Tony Blair “has reopened old wounds” with his autobiography, published Wednesday, by attacking one-time friend and successor Gordon Brown. The British press analyses what it means for the future of the Labour Party.
Tony Blair’s memoir “A Journey” looks set to become a best-seller in the UK. But according to the British press, it will “reopen old wounds” and damage the long-term prospects of the Labour Party.
The autobiography, published Wednesday, lays bare Blair’s “anguish” over the Iraq War, includes an admission that he used alcohol “as a prop” and details aspects of his sex life.
But it was Blair’s often turbulent relationship with his one-time friend, finance minister and successor as prime minister Gordon Brown that was most anticipated. Blair did not pull his punches.
Brown was Labour leader for three years before losing a general election in May that brought a Conservative-Liberal Democrat coalition to power, ending 13 years of Labour rule.
Blair, who handed the reins of power to Brown in 2007, writes that he felt his successor “was going to be a disaster … Gordon is a strange guy, strong, capable and brilliant,” but also “difficult, at times maddening.”
“Political calculation, yes. Political feelings, no. Analytical intelligence, absolutely.

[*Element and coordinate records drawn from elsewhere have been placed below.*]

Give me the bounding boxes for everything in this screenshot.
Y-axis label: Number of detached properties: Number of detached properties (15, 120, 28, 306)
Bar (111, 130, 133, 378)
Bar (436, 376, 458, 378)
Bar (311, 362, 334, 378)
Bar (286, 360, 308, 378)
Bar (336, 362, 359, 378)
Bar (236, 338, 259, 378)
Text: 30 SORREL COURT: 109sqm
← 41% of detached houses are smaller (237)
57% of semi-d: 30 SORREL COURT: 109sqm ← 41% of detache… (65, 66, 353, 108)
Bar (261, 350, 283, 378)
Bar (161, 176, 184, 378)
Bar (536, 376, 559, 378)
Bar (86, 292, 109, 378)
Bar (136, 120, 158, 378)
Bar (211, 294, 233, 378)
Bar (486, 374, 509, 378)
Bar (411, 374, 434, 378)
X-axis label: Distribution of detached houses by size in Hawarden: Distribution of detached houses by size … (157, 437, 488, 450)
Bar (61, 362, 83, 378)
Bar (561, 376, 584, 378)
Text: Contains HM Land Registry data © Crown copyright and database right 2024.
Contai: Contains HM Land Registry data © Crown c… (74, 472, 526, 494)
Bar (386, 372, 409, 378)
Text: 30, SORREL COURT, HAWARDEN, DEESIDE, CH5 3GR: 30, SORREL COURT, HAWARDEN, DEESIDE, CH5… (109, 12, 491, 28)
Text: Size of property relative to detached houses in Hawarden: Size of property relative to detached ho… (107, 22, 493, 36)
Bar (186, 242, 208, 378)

Emotional intelligence, zero.”
The Conservative-supporting Daily Telegraph says the book represents “Mr Blair's belated revenge for the manner in which [Gordon Brown] thwarted much that he would like to have achieved, before destroying his residual legacy”.
A bitter leadership legacy
The Times says the criticism of Brown for veering from the New Labour path that defined Blair’s premiership sets a major challenge for a Labour party still smarting from its May election defeat.
This is of particular concern now as the party is preparing to choose its next leader, who will be expected to give Labour a new political direction.
"The philosophical difference that emerged between Blair and Brown -- essentially a dispute about the size and role of the state -- traces the lineaments of the battle between Old and New Labour that brought both of them to public attention," the centre-right newspaper says in an editorial. "This is a question that the Labour Party has yet to settle."
The BBC’s political editor Nick Robinson also believes Blair’s criticism of Brown boils down to ideological differences that continue to dog the party.
“His message to [the Labour Party] is clear,” he writes. “Don't do what our party has always done and allow one election defeat to be followed by others. Abandon the New Labour path at your peril.
“In other words -- though he never says so explicitly in his book or his interviews -- vote for David Miliband to be our next leader.”
‘Break free of the Blair-Brown psychodrama’
The Daily Mirror, a traditionally Labour-supporting tabloid, is more blunt.
Mocking Blair’s use of alcohol “as a prop”, the newspaper says the memoirs are a “mix of defiance and self-pity”.
“We're told Mr Brown drove him to booze,” it says in an editorial. “Yet a whisky followed by half a bottle of wine wouldn't have wet Winston Churchill's lips at breakfast.
“Labour needs to break free of the Blair-Brown psychodrama. And that means forgetting Blair. His petty, whingeing memoirs overshadow genuine achievements. It's time for Labour to say bye bye Blair.”